# DIY dripper for cheap tutorial



## petoly (Sep 29, 2012)

*Here is a tutorial on how to make a regulable dripper but this principal can be applied to make a whole daisychained system. *







*What you will need:*


an empty plastic bottle with lid. I recommend the big poweraid bottles as they have a nice big lid and hold a good amount of water. Smaller poweraid or gatorade bottles will work too. make sure the bottle you use is used for a beverage

bottle cap

an aquarium air valve (the white thing. you can find them at petco for pretty cheap. you can also use the little t shaped ones too, but you can't regulate those like this valve I have in the picture

a piece of rigid aquarium tubing the same length of the bottle minus like 1/8"

a piece of silicone or rubber aquarium tubing longer than the bottle. this can be as long as you want as long as it's well longer than the bottle so you can easily work with the device

some pliers

a drill with a drillbit one size smaller than the rubber tubing.

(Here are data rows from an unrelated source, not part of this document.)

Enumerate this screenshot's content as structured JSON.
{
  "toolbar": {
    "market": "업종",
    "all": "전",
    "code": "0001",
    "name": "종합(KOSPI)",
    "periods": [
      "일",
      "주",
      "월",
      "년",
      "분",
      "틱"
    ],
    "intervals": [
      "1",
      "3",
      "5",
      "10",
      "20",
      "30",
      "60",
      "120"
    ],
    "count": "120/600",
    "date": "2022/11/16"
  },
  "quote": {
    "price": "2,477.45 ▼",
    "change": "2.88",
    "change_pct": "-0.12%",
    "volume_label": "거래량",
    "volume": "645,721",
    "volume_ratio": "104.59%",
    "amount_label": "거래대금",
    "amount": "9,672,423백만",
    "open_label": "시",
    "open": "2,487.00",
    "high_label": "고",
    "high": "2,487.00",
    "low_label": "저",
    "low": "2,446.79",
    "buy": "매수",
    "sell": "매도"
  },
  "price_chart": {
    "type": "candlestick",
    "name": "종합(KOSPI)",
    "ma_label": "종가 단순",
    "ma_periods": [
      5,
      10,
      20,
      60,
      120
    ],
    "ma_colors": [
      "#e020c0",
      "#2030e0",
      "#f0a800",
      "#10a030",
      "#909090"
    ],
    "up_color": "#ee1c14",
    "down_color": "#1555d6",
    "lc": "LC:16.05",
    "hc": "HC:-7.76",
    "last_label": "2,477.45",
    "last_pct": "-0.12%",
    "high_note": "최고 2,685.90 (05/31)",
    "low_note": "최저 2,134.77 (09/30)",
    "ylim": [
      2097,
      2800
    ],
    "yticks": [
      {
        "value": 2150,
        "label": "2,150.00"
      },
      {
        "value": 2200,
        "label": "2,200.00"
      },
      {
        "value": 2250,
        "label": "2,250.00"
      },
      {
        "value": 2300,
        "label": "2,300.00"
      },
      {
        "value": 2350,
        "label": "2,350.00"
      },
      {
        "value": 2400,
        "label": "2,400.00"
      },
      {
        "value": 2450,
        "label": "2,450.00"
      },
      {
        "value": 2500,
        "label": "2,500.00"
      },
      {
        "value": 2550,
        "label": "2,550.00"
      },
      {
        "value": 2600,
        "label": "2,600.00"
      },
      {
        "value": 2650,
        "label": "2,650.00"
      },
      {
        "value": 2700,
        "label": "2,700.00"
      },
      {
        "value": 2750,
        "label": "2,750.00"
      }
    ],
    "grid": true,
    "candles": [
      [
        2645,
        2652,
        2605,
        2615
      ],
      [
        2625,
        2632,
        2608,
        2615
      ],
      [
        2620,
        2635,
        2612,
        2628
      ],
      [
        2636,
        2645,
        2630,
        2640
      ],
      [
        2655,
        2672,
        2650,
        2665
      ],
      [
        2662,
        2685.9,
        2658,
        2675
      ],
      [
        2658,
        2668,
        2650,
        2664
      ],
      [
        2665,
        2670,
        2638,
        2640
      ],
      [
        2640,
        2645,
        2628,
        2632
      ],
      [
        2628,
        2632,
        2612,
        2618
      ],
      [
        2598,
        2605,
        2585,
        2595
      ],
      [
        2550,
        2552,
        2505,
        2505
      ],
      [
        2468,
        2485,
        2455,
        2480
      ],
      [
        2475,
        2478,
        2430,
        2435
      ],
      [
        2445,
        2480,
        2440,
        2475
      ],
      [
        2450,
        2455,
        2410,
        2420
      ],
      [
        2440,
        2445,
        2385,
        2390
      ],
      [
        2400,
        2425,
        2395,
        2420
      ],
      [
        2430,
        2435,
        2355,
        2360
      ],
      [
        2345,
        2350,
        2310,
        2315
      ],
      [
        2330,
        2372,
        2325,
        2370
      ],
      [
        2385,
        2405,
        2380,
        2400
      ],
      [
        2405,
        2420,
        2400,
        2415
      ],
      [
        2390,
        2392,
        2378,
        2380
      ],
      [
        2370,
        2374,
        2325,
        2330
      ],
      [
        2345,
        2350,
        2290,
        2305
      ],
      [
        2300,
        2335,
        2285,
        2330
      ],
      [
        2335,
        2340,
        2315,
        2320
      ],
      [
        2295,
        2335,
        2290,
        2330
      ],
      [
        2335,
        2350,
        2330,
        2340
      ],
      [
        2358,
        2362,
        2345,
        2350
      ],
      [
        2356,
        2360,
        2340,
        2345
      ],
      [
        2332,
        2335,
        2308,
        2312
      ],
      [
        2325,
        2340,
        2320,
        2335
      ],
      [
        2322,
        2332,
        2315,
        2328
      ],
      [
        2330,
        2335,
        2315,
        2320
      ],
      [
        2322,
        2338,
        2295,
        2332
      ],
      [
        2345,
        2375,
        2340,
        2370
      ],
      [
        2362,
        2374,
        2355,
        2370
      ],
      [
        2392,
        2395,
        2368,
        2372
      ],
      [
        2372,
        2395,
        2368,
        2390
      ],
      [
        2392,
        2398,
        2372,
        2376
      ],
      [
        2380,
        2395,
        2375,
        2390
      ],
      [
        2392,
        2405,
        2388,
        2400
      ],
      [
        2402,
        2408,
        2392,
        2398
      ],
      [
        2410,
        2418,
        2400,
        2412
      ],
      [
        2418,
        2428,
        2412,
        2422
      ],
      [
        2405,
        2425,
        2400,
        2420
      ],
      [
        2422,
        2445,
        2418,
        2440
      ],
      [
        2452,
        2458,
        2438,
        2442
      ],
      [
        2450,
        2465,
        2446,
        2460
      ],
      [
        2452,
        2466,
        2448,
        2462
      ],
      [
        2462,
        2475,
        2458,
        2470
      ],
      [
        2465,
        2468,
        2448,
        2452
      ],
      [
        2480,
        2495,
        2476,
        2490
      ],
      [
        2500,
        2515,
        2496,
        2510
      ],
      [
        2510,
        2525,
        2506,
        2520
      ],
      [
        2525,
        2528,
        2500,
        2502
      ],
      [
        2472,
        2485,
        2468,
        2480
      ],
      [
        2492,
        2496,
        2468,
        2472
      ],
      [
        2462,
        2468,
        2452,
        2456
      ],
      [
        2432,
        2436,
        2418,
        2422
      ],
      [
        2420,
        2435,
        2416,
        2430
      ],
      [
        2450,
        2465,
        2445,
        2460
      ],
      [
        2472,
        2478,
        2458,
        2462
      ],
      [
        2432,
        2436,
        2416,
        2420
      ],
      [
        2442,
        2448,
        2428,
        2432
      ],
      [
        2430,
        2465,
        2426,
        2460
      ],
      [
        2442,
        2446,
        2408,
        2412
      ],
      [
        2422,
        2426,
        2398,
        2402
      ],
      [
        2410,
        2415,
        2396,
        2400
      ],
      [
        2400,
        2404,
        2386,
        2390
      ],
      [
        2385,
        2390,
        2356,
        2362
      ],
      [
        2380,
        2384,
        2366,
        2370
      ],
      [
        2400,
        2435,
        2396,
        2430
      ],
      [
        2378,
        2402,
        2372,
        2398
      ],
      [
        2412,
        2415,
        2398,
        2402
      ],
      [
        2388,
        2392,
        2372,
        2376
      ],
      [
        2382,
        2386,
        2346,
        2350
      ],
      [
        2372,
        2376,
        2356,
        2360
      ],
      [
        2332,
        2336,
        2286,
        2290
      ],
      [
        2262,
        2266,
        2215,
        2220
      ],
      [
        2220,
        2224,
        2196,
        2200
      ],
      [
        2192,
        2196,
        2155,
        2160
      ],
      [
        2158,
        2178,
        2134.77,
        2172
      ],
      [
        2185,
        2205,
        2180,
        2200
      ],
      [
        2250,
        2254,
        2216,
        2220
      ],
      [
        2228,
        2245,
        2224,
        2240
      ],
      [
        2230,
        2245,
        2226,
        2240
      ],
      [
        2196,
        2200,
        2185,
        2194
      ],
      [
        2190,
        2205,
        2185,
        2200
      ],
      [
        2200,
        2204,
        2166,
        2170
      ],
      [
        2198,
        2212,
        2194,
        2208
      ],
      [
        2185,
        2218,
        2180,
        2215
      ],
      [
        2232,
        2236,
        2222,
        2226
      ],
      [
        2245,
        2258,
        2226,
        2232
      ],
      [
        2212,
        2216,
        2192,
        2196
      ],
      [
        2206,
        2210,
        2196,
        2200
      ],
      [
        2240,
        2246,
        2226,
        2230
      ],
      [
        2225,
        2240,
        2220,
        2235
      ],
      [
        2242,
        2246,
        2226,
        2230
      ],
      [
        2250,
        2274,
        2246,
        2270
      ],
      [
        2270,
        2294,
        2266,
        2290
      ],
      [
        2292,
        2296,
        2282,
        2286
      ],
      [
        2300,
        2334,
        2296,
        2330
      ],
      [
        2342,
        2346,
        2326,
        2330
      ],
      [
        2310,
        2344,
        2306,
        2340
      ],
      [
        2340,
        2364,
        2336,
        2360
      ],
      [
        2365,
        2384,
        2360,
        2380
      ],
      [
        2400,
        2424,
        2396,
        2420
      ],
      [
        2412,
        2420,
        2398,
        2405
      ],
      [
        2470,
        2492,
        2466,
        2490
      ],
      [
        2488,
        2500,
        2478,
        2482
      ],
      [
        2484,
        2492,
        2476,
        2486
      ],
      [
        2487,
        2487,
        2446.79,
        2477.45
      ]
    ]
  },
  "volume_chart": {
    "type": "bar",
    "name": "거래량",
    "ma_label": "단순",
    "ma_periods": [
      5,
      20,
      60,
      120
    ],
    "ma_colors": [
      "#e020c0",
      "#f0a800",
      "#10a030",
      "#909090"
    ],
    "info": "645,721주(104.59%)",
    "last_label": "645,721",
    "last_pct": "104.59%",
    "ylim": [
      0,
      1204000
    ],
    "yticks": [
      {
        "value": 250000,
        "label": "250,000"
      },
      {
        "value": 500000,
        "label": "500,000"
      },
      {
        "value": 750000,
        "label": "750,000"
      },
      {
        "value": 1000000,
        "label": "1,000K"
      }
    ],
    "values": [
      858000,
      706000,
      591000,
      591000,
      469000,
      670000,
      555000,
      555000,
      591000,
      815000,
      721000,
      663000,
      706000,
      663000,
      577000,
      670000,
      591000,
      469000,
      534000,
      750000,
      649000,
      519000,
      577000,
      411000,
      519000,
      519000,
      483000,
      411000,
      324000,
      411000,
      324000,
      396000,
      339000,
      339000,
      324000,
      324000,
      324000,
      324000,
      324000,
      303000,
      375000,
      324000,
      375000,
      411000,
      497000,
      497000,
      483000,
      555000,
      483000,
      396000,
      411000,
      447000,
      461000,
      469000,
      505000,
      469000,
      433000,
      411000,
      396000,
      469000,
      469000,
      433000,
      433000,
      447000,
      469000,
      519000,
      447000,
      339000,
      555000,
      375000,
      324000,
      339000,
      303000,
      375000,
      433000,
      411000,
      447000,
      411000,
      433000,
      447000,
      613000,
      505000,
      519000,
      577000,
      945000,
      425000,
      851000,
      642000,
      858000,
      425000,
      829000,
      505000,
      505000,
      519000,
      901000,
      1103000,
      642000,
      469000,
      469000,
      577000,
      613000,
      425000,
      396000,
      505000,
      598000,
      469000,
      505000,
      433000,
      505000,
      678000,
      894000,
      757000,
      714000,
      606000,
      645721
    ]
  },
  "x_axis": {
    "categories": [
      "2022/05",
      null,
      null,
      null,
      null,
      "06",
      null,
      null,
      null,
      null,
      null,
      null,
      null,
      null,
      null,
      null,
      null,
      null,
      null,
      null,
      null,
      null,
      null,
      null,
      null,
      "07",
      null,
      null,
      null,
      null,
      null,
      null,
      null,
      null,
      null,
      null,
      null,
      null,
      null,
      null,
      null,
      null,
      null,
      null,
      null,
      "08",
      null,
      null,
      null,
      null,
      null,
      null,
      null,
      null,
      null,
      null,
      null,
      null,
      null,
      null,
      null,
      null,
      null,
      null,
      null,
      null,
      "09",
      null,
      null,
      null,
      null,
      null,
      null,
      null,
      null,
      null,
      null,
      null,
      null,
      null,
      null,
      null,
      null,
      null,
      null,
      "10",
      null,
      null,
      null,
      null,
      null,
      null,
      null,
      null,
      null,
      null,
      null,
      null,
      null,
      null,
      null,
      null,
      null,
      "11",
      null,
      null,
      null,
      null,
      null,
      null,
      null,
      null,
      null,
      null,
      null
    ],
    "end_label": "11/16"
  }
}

If you can fit the drillbit in the tubing without forcing it in and it feels snug, that's the right size.


*Instructions*:







take your bottle cap and drill two holes. use the drillbit that is a bit smaller than the rubber tubing







2. Cut one end of the rubber tubing into an angle






3. From the outer top of the cap, stuff one of the holes with the angled cut of the tube so a bit sticks out on the other side. Take some needle nose pliers and pull carefully on the tubing to get it all the way through. This creates a seal. don't pull it too far you just want a little bit sticking out on the inside of the cap






4. this is how much rubber hosing you should have hanging on the inner side of the cap






5. On the inner cap side, slide the rigid aquarium tubing so it fits snugly, on the other side of the rubber tubing attack the aquarium valve






6. Fill bottle with water, open valve all the way suck from the valve till you get a bit of water and close the valve. Place device on top of tank and stick the valve through one of the holes of the screen top. you might have to push it or mold the plastic valve a bit to get it through. Slowly turn the valve knob counter clockwise until you get the desired drip per second. it's pretty accurate. It takes a little bit but I have had mine set at 1 drop every 2 minutes. you will occasionally have to adjust the flow as the water level lowers.

This concludes the guide. Thanks for checking it out I hope you found it helpful. you can use the t valve and regulated valve and get creative and daisy chain a bunch of bottles to one big tube with different regulated extensions . They will be difficult to regulate but you can have multiple locations with one cheap setup. I have done it before.

...Next Up DIY rheostat for cheap that can control up to 1000Watts of devices.


----------



## agent A (Sep 29, 2012)

what do u do with the inner cap? does the inner tube have to be rigid or can it be the same material??


----------



## petoly (Sep 29, 2012)

you could probably make it the same material, I just find it cleaner and easier to manage with a rigid part on the inside of the bottle. after you built the cap you just screw it on the bottle


----------



## Paradoxica (Sep 29, 2012)

Very cool, I was wondering about this kind of thing.

Thanks for sharing it.


----------



## agent A (Sep 29, 2012)

i would almost pay u to do a tutorial for a cheap rain chamber!


----------



## petoly (Sep 29, 2012)

you could probably make one with this in a way. Use gallon jugs connect them to one hose, spread the hose to a whole buttload of branching hoses with aquarium T thingies, Just have a valve at the beginning to turn it on or off. I don't think it could be regulated very well.


----------